Juvenile arthritis is a puzzling disease that defies consistent categorization, yet this does not make the condition any less potentially debilitating. Surgical arthritis treatment for juvenile arthritis is rare for a number of reasons. However, to understand why this is the case, it’s first necessary to have a better concept of the condition as a whole.
Confusion over juvenile arthritis begins with its name. Sometimes called juvenile idiopathic arthritis (JIA) and also juvenile rheumatoid arthritis (JRA), the disease differs greatly from adult onset osteoarthritis, and does not always present with rheumatoid factors. Sometimes it’s referred to as juvenile chronic arthritis, and yet many cases are self-limiting. The precise cause of JIA is unknown (hence the name); although there are many possible factors that can contribute to its development, none of them as yet have proved a direct correlation between cause and effect.
To further complicate matters, diagnosis of JIA is made primarily through exclusion; that is, by ruling out any other conditions that could cause similar symptoms. There is no definitive test for juvenile arthritis, and the symptoms vary, are frequently intermittent even in the same patient, and may be mild and easily overlooked.
JIA can be further broken down to two primary specific subtypes:
- Oligoarticular – This form of JIA affects fewer than four joints within the first six months. When the JRA designation is used instead, this subtype is more often referred to as pauciarticular. Accounting for about 50 percent of all diagnoses, oligoarticular JIA most commonly affects the larger joints (excepting the hip).

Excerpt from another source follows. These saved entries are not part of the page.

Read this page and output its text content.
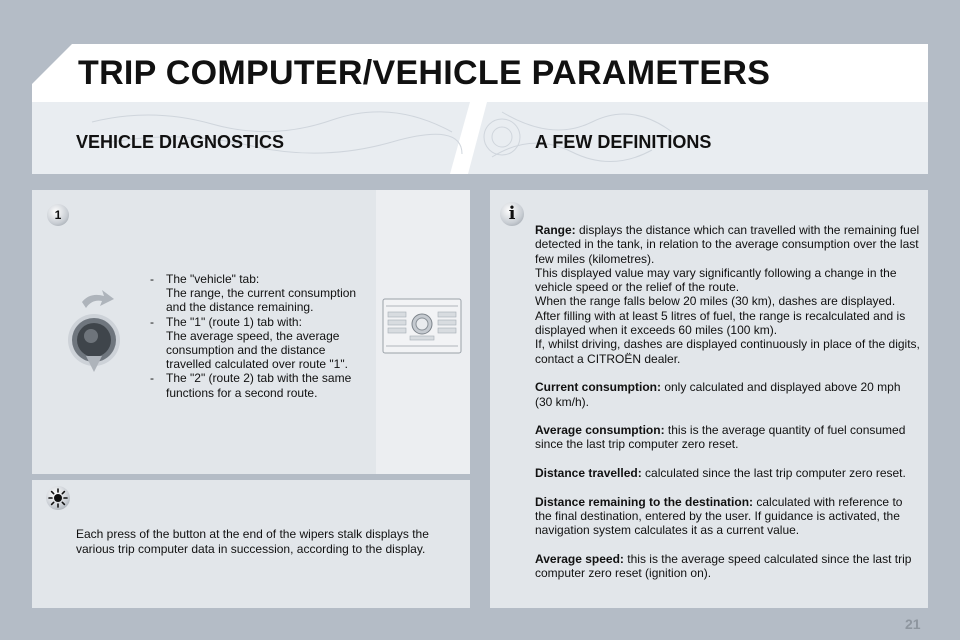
TRIP COMPUTER/VEHICLE PARAMETERS
VEHICLE DIAGNOSTICS	A FEW DEFINITIONS
1	i
- The "vehicle" tab:
The range, the current consumption and the distance remaining.
- The "1" (route 1) tab with:
The average speed, the average consumption and the distance travelled calculated over route "1".
- The "2" (route 2) tab with the same functions for a second route.
Each press of the button at the end of the wipers stalk displays the various trip computer data in succession, according to the display.

Range: displays the distance which can travelled with the remaining fuel detected in the tank, in relation to the average consumption over the last few miles (kilometres).

This displayed value may vary significantly following a change in the vehicle speed or the relief of the route.

When the range falls below 20 miles (30 km), dashes are displayed. After filling with at least 5 litres of fuel, the range is recalculated and is displayed when it exceeds 60 miles (100 km).

If, whilst driving, dashes are displayed continuously in place of the digits, contact a CITROËN dealer.

Current consumption: only calculated and displayed above 20 mph (30 km/h).

Average consumption: this is the average quantity of fuel consumed since the last trip computer zero reset.

Distance travelled: calculated since the last trip computer zero reset.

Distance remaining to the destination: calculated with reference to the final destination, entered by the user. If guidance is activated, the navigation system calculates it as a current value.

Average speed: this is the average speed calculated since the last trip computer zero reset (ignition on).

21
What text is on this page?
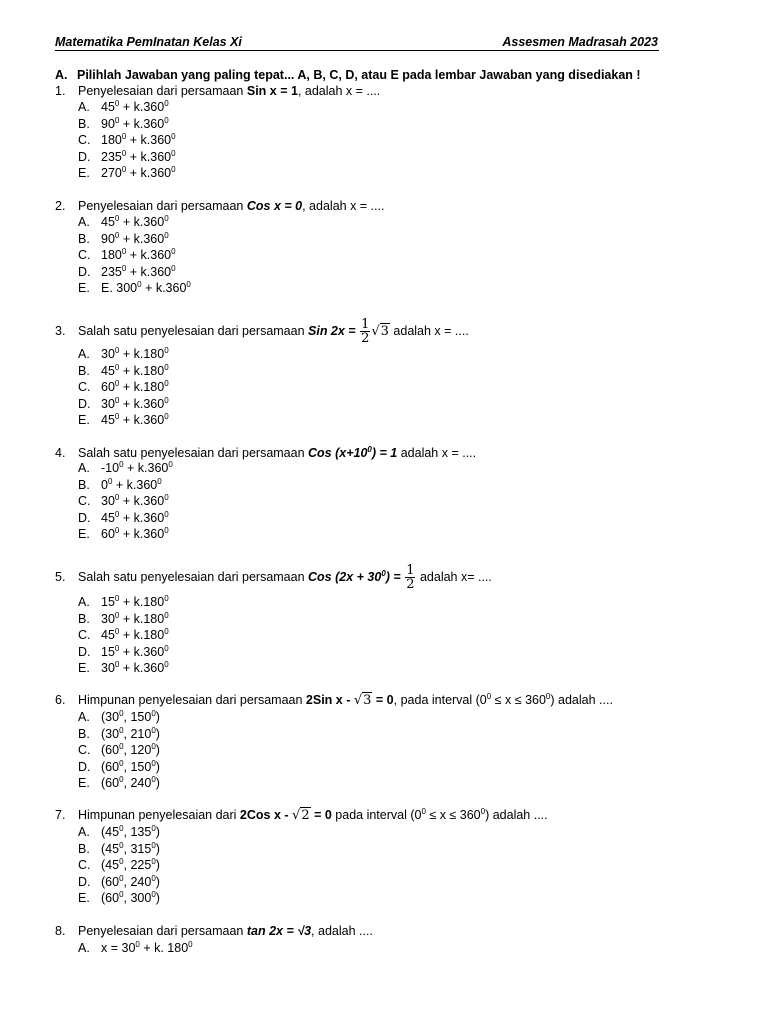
Matematika PemInatan Kelas Xi	Assesmen Madrasah 2023
A. Pilihlah Jawaban yang paling tepat... A, B, C, D, atau E pada lembar Jawaban yang disediakan !
1. Penyelesaian dari persamaan Sin x = 1, adalah x = ....
A. $45^0 + k.360^0$
B. $90^0 + k.360^0$
C. $180^0 + k.360^0$
D. $235^0 + k.360^0$
E. $270^0 + k.360^0$
2. Penyelesaian dari persamaan Cos x = 0, adalah x = ....
A. $45^0 + k.360^0$
B. $90^0 + k.360^0$
C. $180^0 + k.360^0$
D. $235^0 + k.360^0$
E. E. $300^0 + k.360^0$
3. Salah satu penyelesaian dari persamaan Sin $2x = \frac{1}{2} √3$ adalah x = ....
A. $30^0 + k.180^0$
B. $45^0 + k.180^0$
C. $60^0 + k.180^0$
D. $30^0 + k.360^0$
E. $45^0 + k.360^0$
4. Salah satu penyelesaian dari persamaan Cos $(x+10^0) = 1$ adalah x = ....
A. $-10^0 + k.360^0$
B. $0^0 + k.360^0$
C. $30^0 + k.360^0$
D. $45^0 + k.360^0$
E. $60^0 + k.360^0$
5. Salah satu penyelesaian dari persamaan Cos $(2x + 30^0) = \frac{1}{2}$ adalah x= ....
A. $15^0 + k.180^0$
B. $30^0 + k.180^0$
C. $45^0 + k.180^0$
D. $15^0 + k.360^0$
E. $30^0 + k.360^0$
6. Himpunan penyelesaian dari persamaan 2Sin x - √3 = 0, pada interval $(0^0 \le x \le 360^0)$ adalah ....
A. ($30^0$, $150^0$)
B. ($30^0$, $210^0$)
C. ($60^0$, $120^0$)
D. ($60^0$, $150^0$)
E. ($60^0$, $240^0$)
7. Himpunan penyelesaian dari 2Cos x - √2 = 0 pada interval $(0^0 \le x \le 360^0)$ adalah ....
A. ($45^0$, $135^0$)
B. ($45^0$, $315^0$)
C. ($45^0$, $225^0$)
D. ($60^0$, $240^0$)
E. ($60^0$, $300^0$)
8. Penyelesaian dari persamaan tan 2x = √3, adalah ....
A. $x = 30^0 + k$. $180^0$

- Polyarticular – When five or more joints are impacted within the first six months, then JIA is classified as polyarticular. Occurring more commonly in girls than boys, polyarticular JIA particularly affects the smaller joints in the hands and fingers, usually in a symmetrical pattern. About 50 percent of those diagnosed with polyarticular JIA see symptoms progress to a severe, chronic level. Aggressive treatment is recommended.
There are smaller subsets of JIA as well, although these occur far less frequently. Systemic JIA, diagnosed in between 10 to 20 percent of patients, is primarily seen in adolescents, is diagnosed equally between both sexes and may affect both large and small joints. Other forms of JIA are related to tendon inflammation, inflammatory bowel disease and psoriasis respectively.
The motivation in treating JIA differs from adult osteoarthritis as well. In adults, the degenerative progression of the disease places the primary focus on the joints themselves, either in mitigating symptoms or improving bone and cartilage health through joint surgery.
In children, however, concerns over growth disturbance remain the main consideration in determining the best course of treatment; for example, leg length discrepancy is a common concern for patients with JIA. Emotional strain, including clinical depression, related to diagnosis of a chronic illness is another factor seen more often in juvenile arthritis treatment compared to adult onset osteoarthritis.
A multifaceted approach is generally the most effective strategy to minimize inflammation as much as possible in order to reduce the potential for permanent joint damage and developmental impairment. A combination of non-steroidal anti-inflammatory medications and corticosteroid injections have proven effective in controlling symptoms, while anti-rheumatic drugs can suppress inflammatory response in some types of JIA. Ongoing physical therapy and regular exercise are essential.
Only the most severe JIA cases require direct joint surgery. Replacement is contraindicated prior to full physical maturity, although scar tissue excision can improve joint function.